Mencionado pela primeira vez em seus escritos em 1909, é apresentado como uma fase própria do desenvolvimento humano,
quando se realiza a passagem do autoerotismo, do prazer centrado no próprio
corpo, para o reconhecimento e a busca do amor em outros objetos – diferentes
de si. Passagem importante e cheia de inquietações já que implica a saída da gratificação por aquilo que é
efeito apenas da própria imagem – “Narciso
só reconhece o que é espelho” – para a realização de uma das conquistas
mais importantes da cultura: a possibilidade de viver, aceitar e trabalhar com
a alteridade e, portanto, com as diferenças.
Freud
aborda explicitamente esse conceito – efeito do confronto vivido por ele mesmo
ao deparar com argumentos de Adler e Jung, que questionavam suas teorias acerca
do lugar ocupado pela sexualidade na constituição da subjetividade e na
compreensão das patologias. A legitimidade do conceito justificou-se a partir
da experiência freudiana com a clínica, naquilo que reconheceu como resistência
dos pacientes em abandonar suas posições amorosas, nas manifestações da
onipotência infantil e do pensamento mágico, nas doenças orgânicas e na
hipocondria – quando toda a libido se volta para o corpo doente – e nos
delírios de grandeza das psicoses. Em O mal-estar na civilização, de 1930,
Freud diz que um dos grandes obstáculos
do homem em sua busca pela felicidade, e que lhe traz maiores dificuldades, é o
sofrimento resultante das relações humanas,
pois elas nos colocam em confronto com aquilo que, não sendo espelho, nos
solicita novos posicionamentos.
Toda criança, ao nascer, é
banhada por vários olhares e desejos. Quando se contemplar no espelho, não verá o
simples reflexo físico de uma imagem, mas tudo o que esses olhares depositaram
no seu corpo.
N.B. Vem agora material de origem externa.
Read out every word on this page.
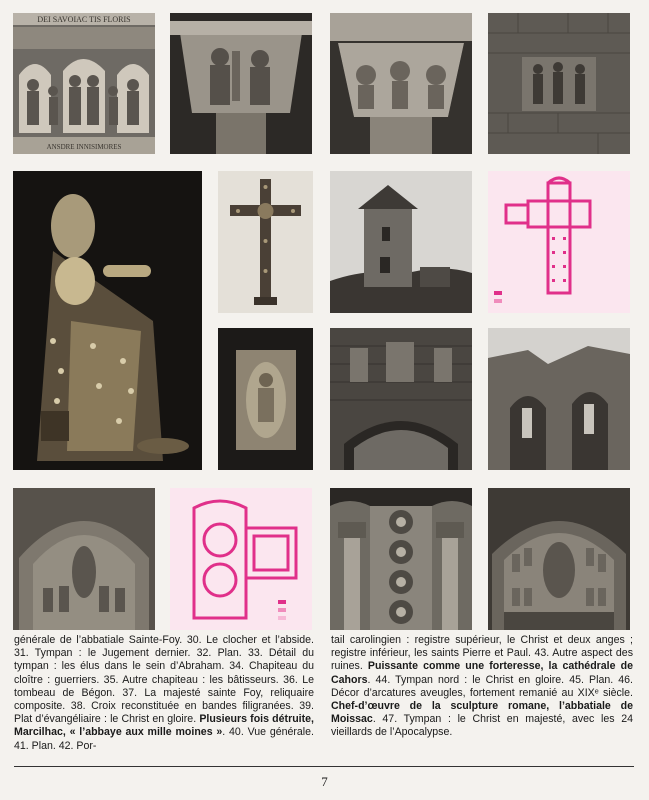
DEI SAVOIAC TIS FLORIS
ANSDRE INNISIMORES
générale de l’abbatiale Sainte-Foy. 30. Le clocher et l’abside. 31. Tympan : le Jugement dernier. 32. Plan. 33. Détail du tympan : les élus dans le sein d’Abraham. 34. Chapiteau du cloître : guerriers. 35. Autre chapiteau : les bâtisseurs. 36. Le tombeau de Bégon. 37. La majesté sainte Foy, reliquaire composite. 38. Croix reconstituée en bandes filigranées. 39. Plat d’évangéliaire : le Christ en gloire. Plusieurs fois détruite, Marcilhac, « l’abbaye aux mille moines ». 40. Vue générale. 41. Plan. 42. Por-
tail carolingien : registre supérieur, le Christ et deux anges ; registre inférieur, les saints Pierre et Paul. 43. Autre aspect des ruines. Puissante comme une forteresse, la cathédrale de Cahors. 44. Tympan nord : le Christ en gloire. 45. Plan. 46. Décor d’arcatures aveugles, fortement remanié au XIXᵉ siècle. Chef-d’œuvre de la sculpture romane, l’abbatiale de Moissac. 47. Tympan : le Christ en majesté, avec les 24 vieillards de l’Apocalypse.
7
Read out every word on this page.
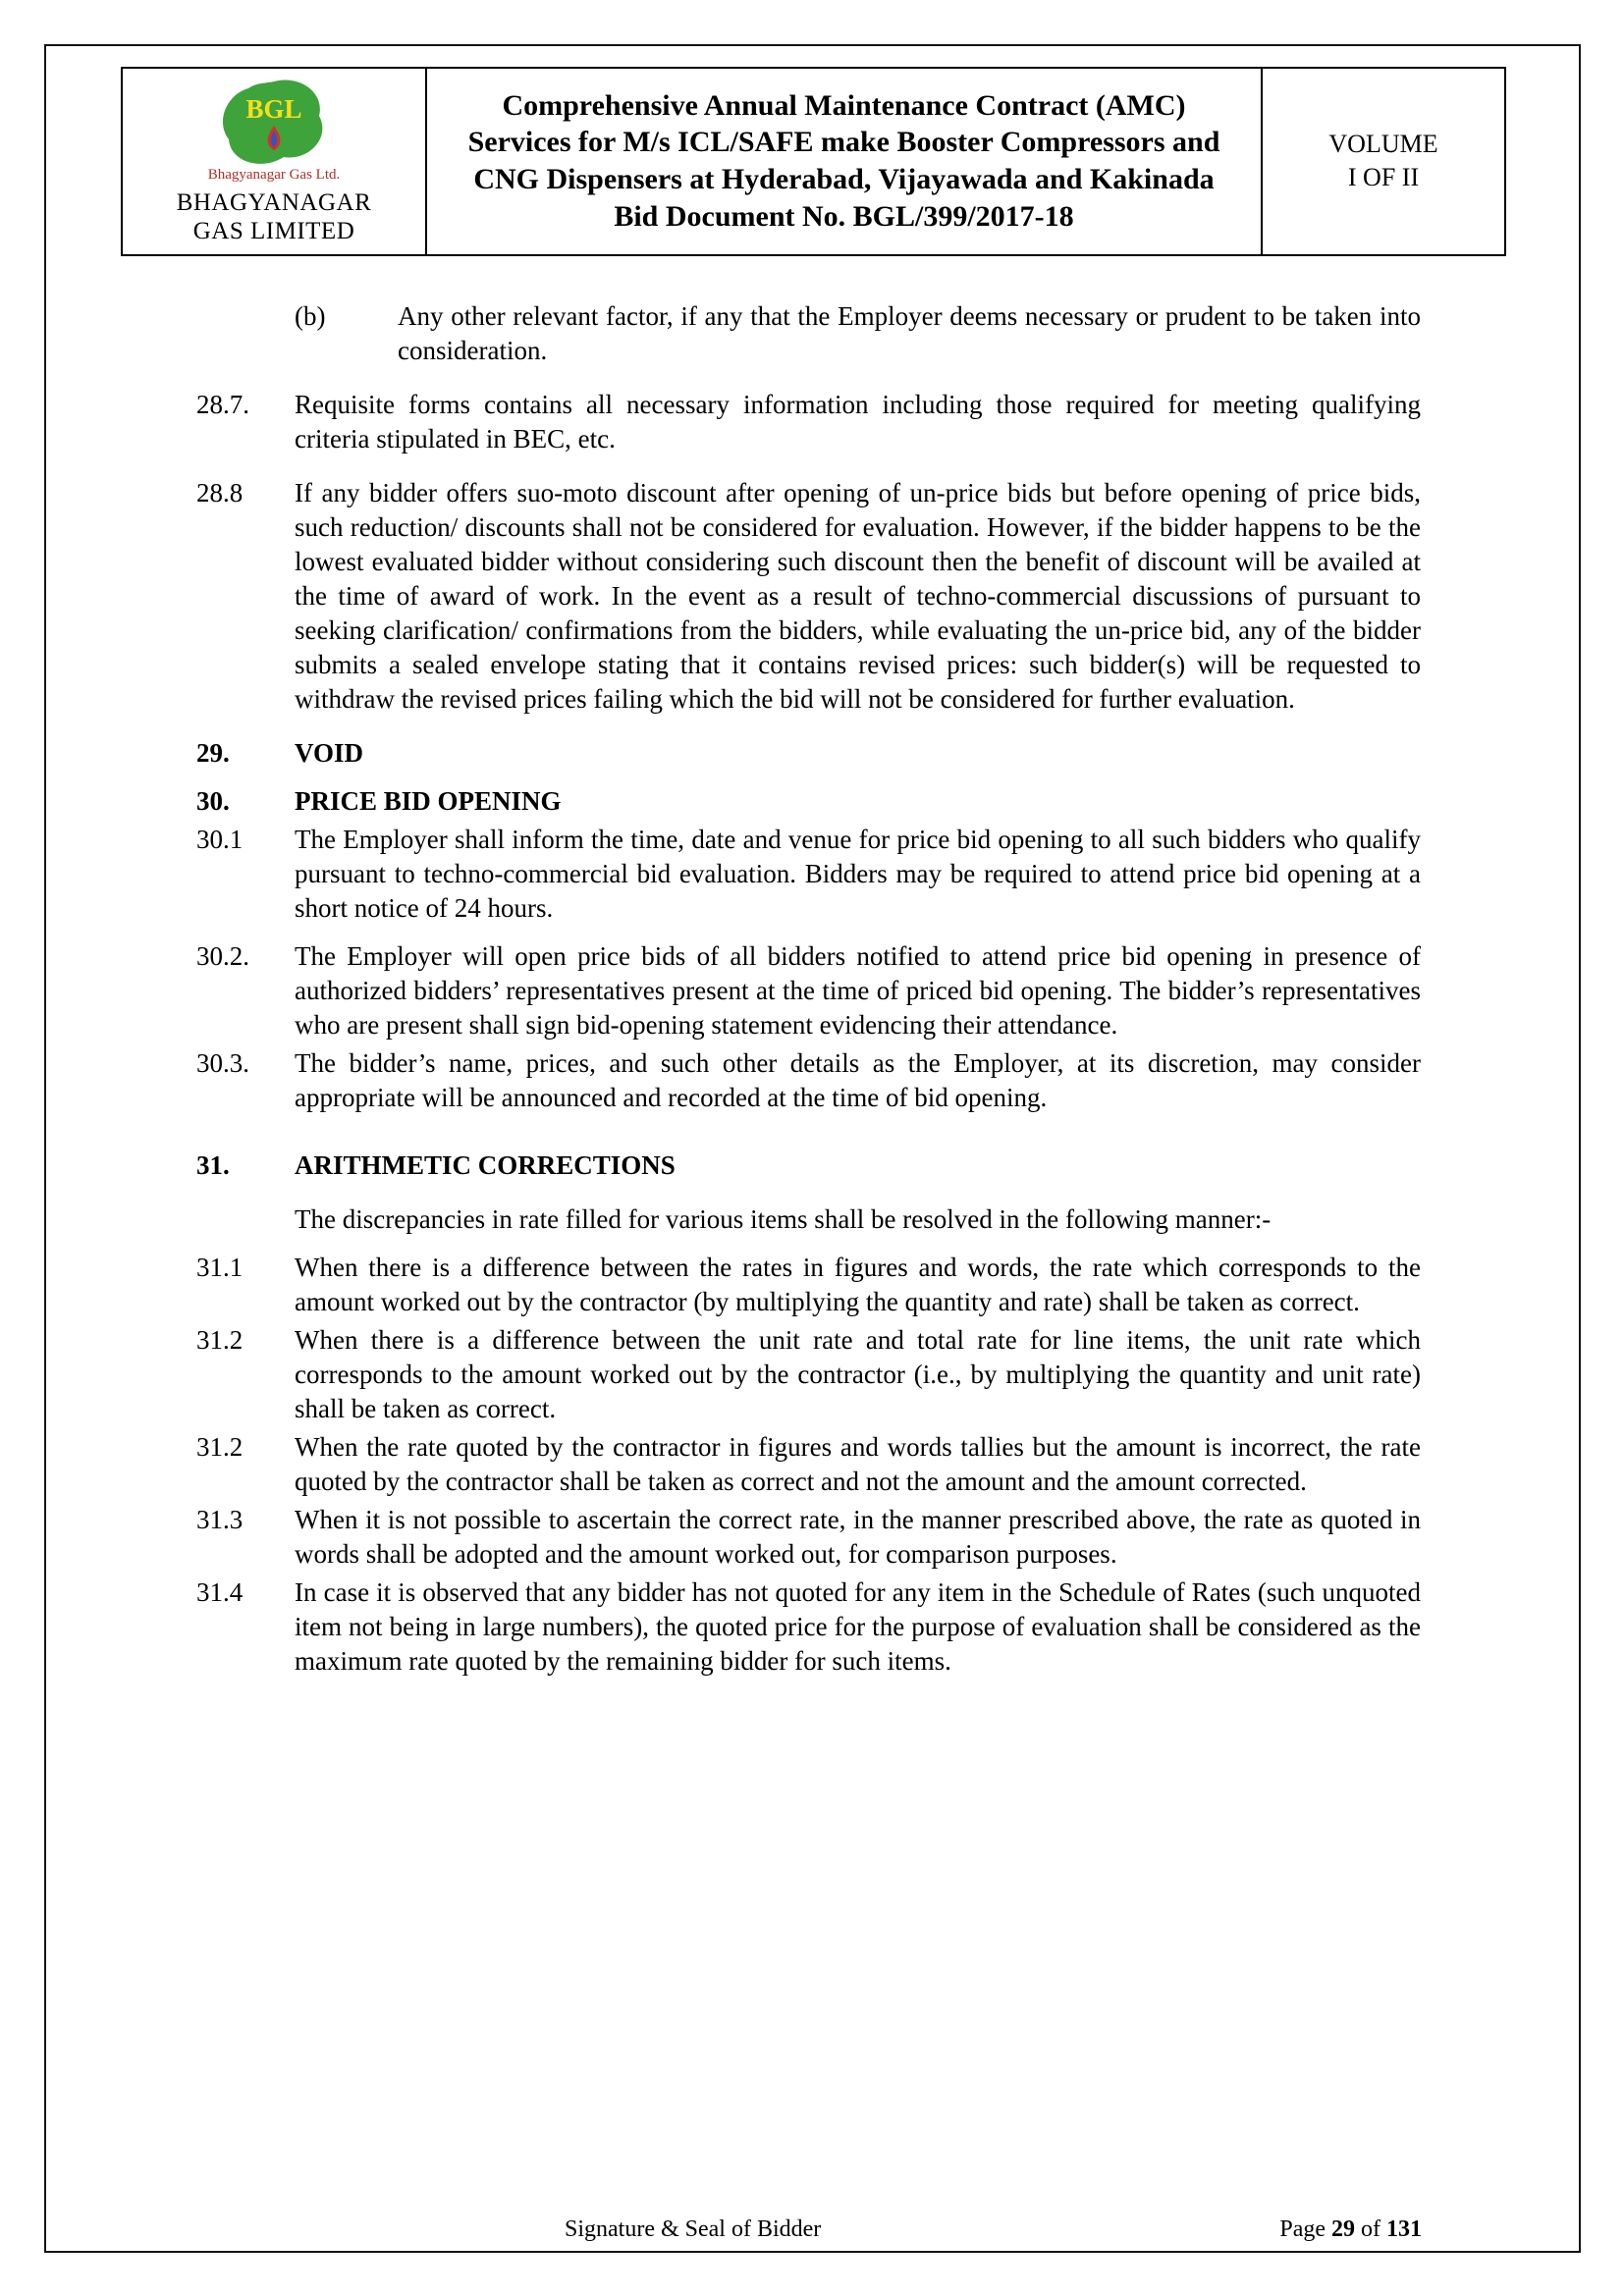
BGL
Bhagyanagar Gas Ltd.
BHAGYANAGAR
GAS LIMITED
Comprehensive Annual Maintenance Contract (AMC) Services for M/s ICL/SAFE make Booster Compressors and CNG Dispensers at Hyderabad, Vijayawada and Kakinada
Bid Document No. BGL/399/2017-18
VOLUME
I OF II
(b)	Any other relevant factor, if any that the Employer deems necessary or prudent to be taken into consideration.
28.7.	Requisite forms contains all necessary information including those required for meeting qualifying criteria stipulated in BEC, etc.
28.8	If any bidder offers suo-moto discount after opening of un-price bids but before opening of price bids, such reduction/ discounts shall not be considered for evaluation. However, if the bidder happens to be the lowest evaluated bidder without considering such discount then the benefit of discount will be availed at the time of award of work. In the event as a result of techno-commercial discussions of pursuant to seeking clarification/ confirmations from the bidders, while evaluating the un-price bid, any of the bidder submits a sealed envelope stating that it contains revised prices: such bidder(s) will be requested to withdraw the revised prices failing which the bid will not be considered for further evaluation.
29.	VOID
30.	PRICE BID OPENING
30.1	The Employer shall inform the time, date and venue for price bid opening to all such bidders who qualify pursuant to techno-commercial bid evaluation. Bidders may be required to attend price bid opening at a short notice of 24 hours.
30.2.	The Employer will open price bids of all bidders notified to attend price bid opening in presence of authorized bidders’ representatives present at the time of priced bid opening. The bidder’s representatives who are present shall sign bid-opening statement evidencing their attendance.
30.3.	The bidder’s name, prices, and such other details as the Employer, at its discretion, may consider appropriate will be announced and recorded at the time of bid opening.
31.	ARITHMETIC CORRECTIONS
The discrepancies in rate filled for various items shall be resolved in the following manner:-
31.1	When there is a difference between the rates in figures and words, the rate which corresponds to the amount worked out by the contractor (by multiplying the quantity and rate) shall be taken as correct.
31.2	When there is a difference between the unit rate and total rate for line items, the unit rate which corresponds to the amount worked out by the contractor (i.e., by multiplying the quantity and unit rate) shall be taken as correct.
31.2	When the rate quoted by the contractor in figures and words tallies but the amount is incorrect, the rate quoted by the contractor shall be taken as correct and not the amount and the amount corrected.
31.3	When it is not possible to ascertain the correct rate, in the manner prescribed above, the rate as quoted in words shall be adopted and the amount worked out, for comparison purposes.
31.4	In case it is observed that any bidder has not quoted for any item in the Schedule of Rates (such unquoted item not being in large numbers), the quoted price for the purpose of evaluation shall be considered as the maximum rate quoted by the remaining bidder for such items.
Signature & Seal of Bidder	Page 29 of 131
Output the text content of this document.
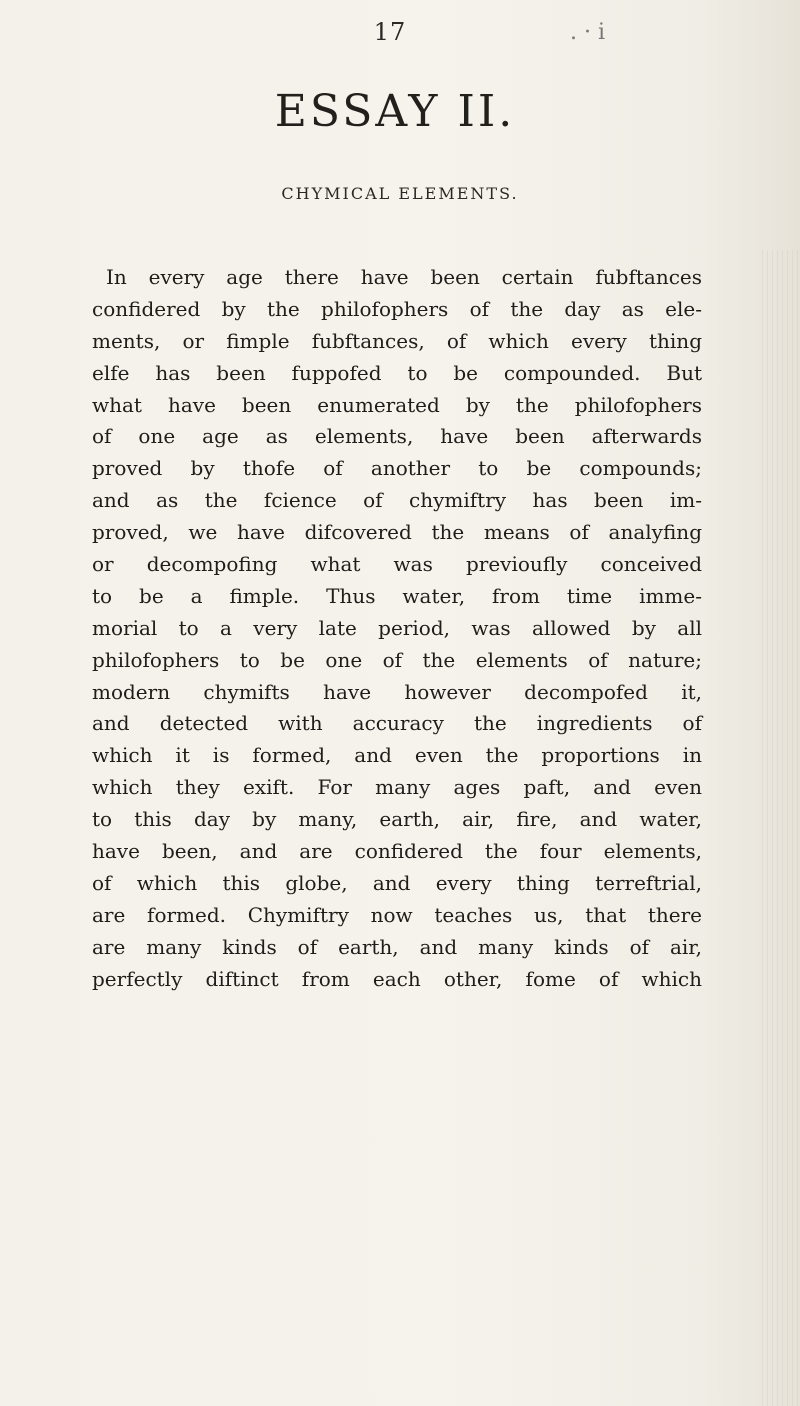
17	. · i
ESSAY II.
CHYMICAL ELEMENTS.
In every age there have been certain fubftances
confidered by the philofophers of the day as ele-
ments, or fimple fubftances, of which every thing
elfe has been fuppofed to be compounded. But
what have been enumerated by the philofophers
of one age as elements, have been afterwards
proved by thofe of another to be compounds;
and as the fcience of chymiftry has been im-
proved, we have difcovered the means of analyfing
or decompofing what was previoufly conceived
to be a fimple. Thus water, from time imme-
morial to a very late period, was allowed by all
philofophers to be one of the elements of nature;
modern chymifts have however decompofed it,
and detected with accuracy the ingredients of
which it is formed, and even the proportions in
which they exift. For many ages paft, and even
to this day by many, earth, air, fire, and water,
have been, and are confidered the four elements,
of which this globe, and every thing terreftrial,
are formed. Chymiftry now teaches us, that there
are many kinds of earth, and many kinds of air,
perfectly diftinct from each other, fome of which
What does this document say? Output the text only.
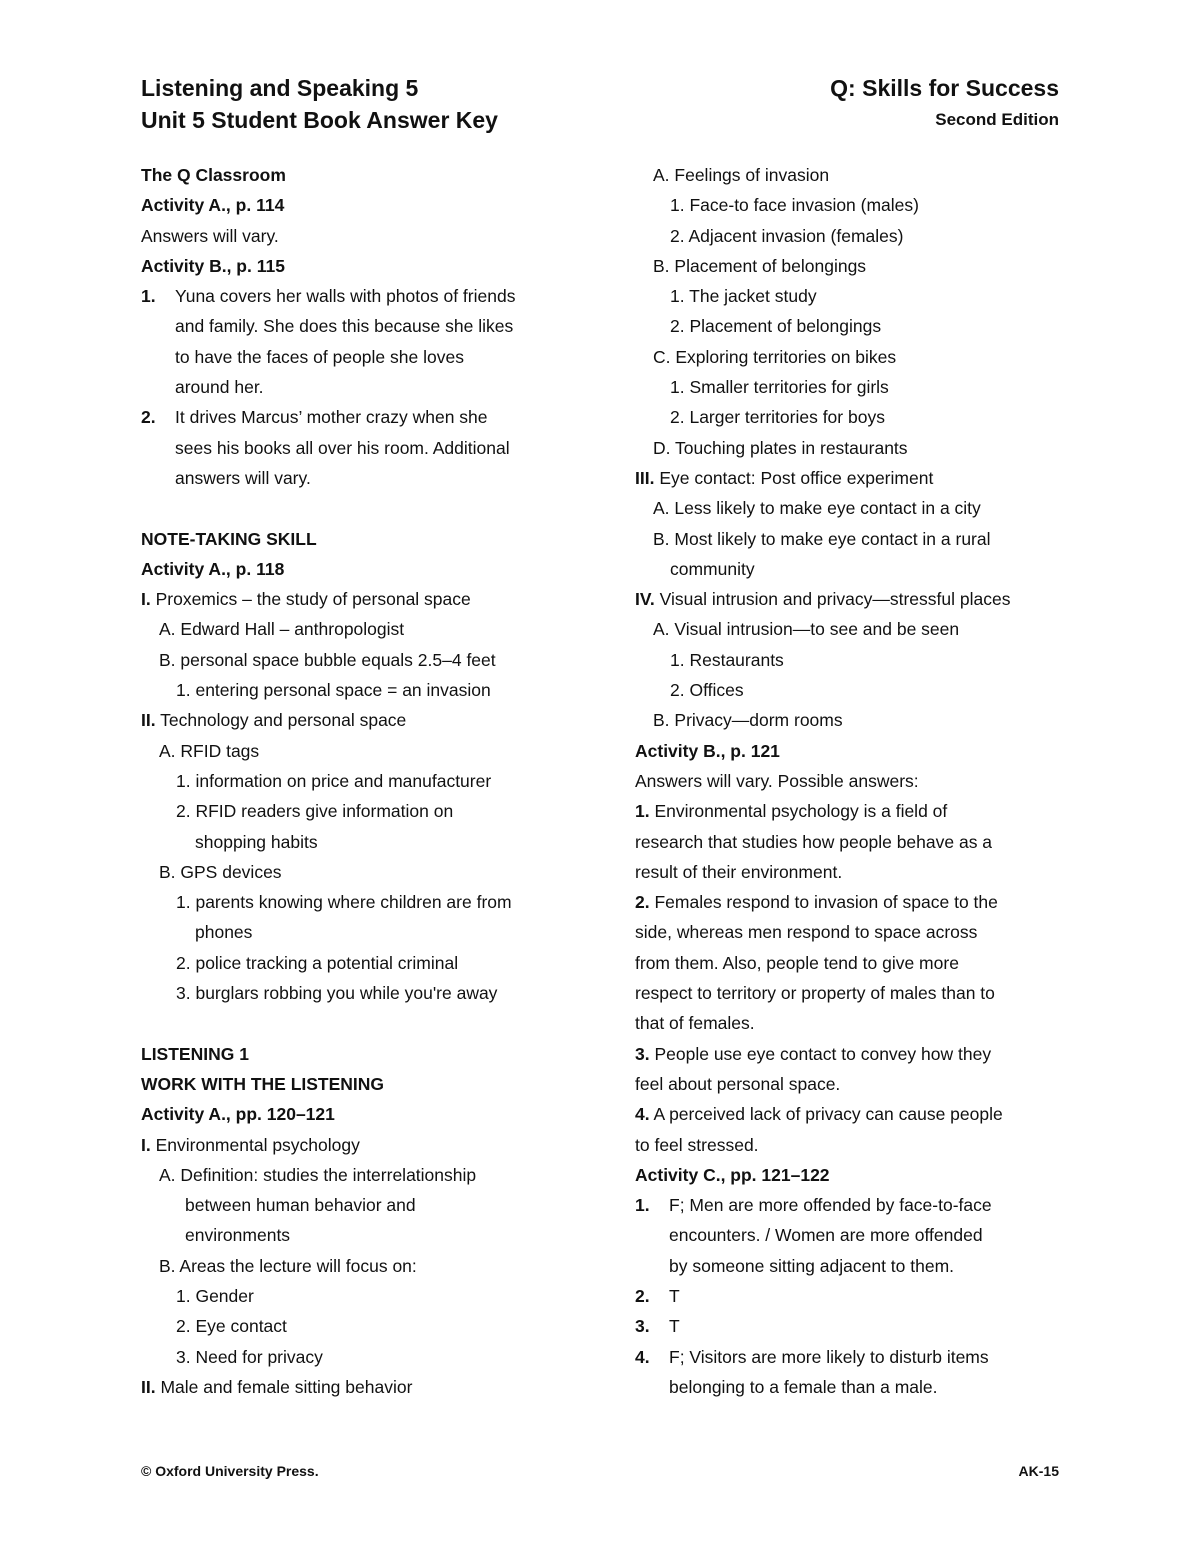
Listening and Speaking 5
Unit 5 Student Book Answer Key
Q: Skills for Success
Second Edition
The Q Classroom
Activity A., p. 114
Answers will vary.
Activity B., p. 115
1. Yuna covers her walls with photos of friends
and family. She does this because she likes
to have the faces of people she loves
around her.
2. It drives Marcus’ mother crazy when she
sees his books all over his room. Additional
answers will vary.
NOTE-TAKING SKILL
Activity A., p. 118
I. Proxemics – the study of personal space
A. Edward Hall – anthropologist
B. personal space bubble equals 2.5–4 feet
1. entering personal space = an invasion
II. Technology and personal space
A. RFID tags
1. information on price and manufacturer
2. RFID readers give information on
shopping habits
B. GPS devices
1. parents knowing where children are from
phones
2. police tracking a potential criminal
3. burglars robbing you while you're away
LISTENING 1
WORK WITH THE LISTENING
Activity A., pp. 120–121
I. Environmental psychology
A. Definition: studies the interrelationship
between human behavior and
environments
B. Areas the lecture will focus on:
1. Gender
2. Eye contact
3. Need for privacy
II. Male and female sitting behavior
A. Feelings of invasion
1. Face-to face invasion (males)
2. Adjacent invasion (females)
B. Placement of belongings
1. The jacket study
2. Placement of belongings
C. Exploring territories on bikes
1. Smaller territories for girls
2. Larger territories for boys
D. Touching plates in restaurants
III. Eye contact: Post office experiment
A. Less likely to make eye contact in a city
B. Most likely to make eye contact in a rural
community
IV. Visual intrusion and privacy—stressful places
A. Visual intrusion—to see and be seen
1. Restaurants
2. Offices
B. Privacy—dorm rooms
Activity B., p. 121
Answers will vary. Possible answers:
1. Environmental psychology is a field of
research that studies how people behave as a
result of their environment.
2. Females respond to invasion of space to the
side, whereas men respond to space across
from them. Also, people tend to give more
respect to territory or property of males than to
that of females.
3. People use eye contact to convey how they
feel about personal space.
4. A perceived lack of privacy can cause people
to feel stressed.
Activity C., pp. 121–122
1. F; Men are more offended by face-to-face
encounters. / Women are more offended
by someone sitting adjacent to them.
2. T
3. T
4. F; Visitors are more likely to disturb items
belonging to a female than a male.
© Oxford University Press.	AK-15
É um momento fulgurante de “sua majestade, o bebê!”. Júbilo para a criança e para os pais, que
veem renascer das cinzas sua própria imagem idealizada e todos os seus anseios
irrealizados. Instante de narcisismo primário – constitutivo e alienante. O bebê será um herói, vencerá todos os
perigos; trata-se de um momento necessário, mas cheio de riscos. Se não
ocorre, a imagem de si pode não se constituir, pode se fragilizar, parecendo
insuficiente. Se for excessivo, torna-se
aprisionante, comprometendo o futuro, a possibilidade de construção de projetos
e os ideais.
Se tudo correr bem, a
criança se desligará desse olhar primordial e escapará do destino fatal de
Narciso –
embeber-se, afogado, na tentativa de perpetuar o encontro com a imagem que as
águas lhe devolviam. Os desdobramentos do narcisismo são de fundamental importância
para a análise do mundo em que vivemos. A
valorização da imagem e do sucesso a qualquer custo reduz a tolerância das
mínimas divergências – o que Freud chamou de narcisismo das pequenas
diferenças – e acirra os conflitos, seja
nas pequenas discordâncias do cotidiano ou nos grandes conflitos bélicos.
Se o outro não me satisfaz, se não é espelho daquilo que almejo, se tenta opor
se às minhas vontades e ameaça minha autoestima, eu o aniquilo. O terreno é propício para preconceitos,
fanatismos e violência.
A
tragédia vivida por Narciso não nos abandona. Deixa sempre restos que nos fazem
seguir pela vida tentando reencontrar o olhar mágico que nos enlevava e nos
dizia tudo que éramos. Busca incessante de certezas, de entrega passiva às
ilusões...
*
Maria Laurinda Ribeiro de Souza é psicanalista,
membro do Departamento de Psicanálise do Instituto Sedes Sapientiae e professora do curso Psicanálise, do mesmo Departamento. É autora de Mais além do sonhar (com aquarelas de
Ada Morgenstern), Marco Zero, 2003 e de Violência,
Casa do Psicólogo, 2005, entre outras publicações.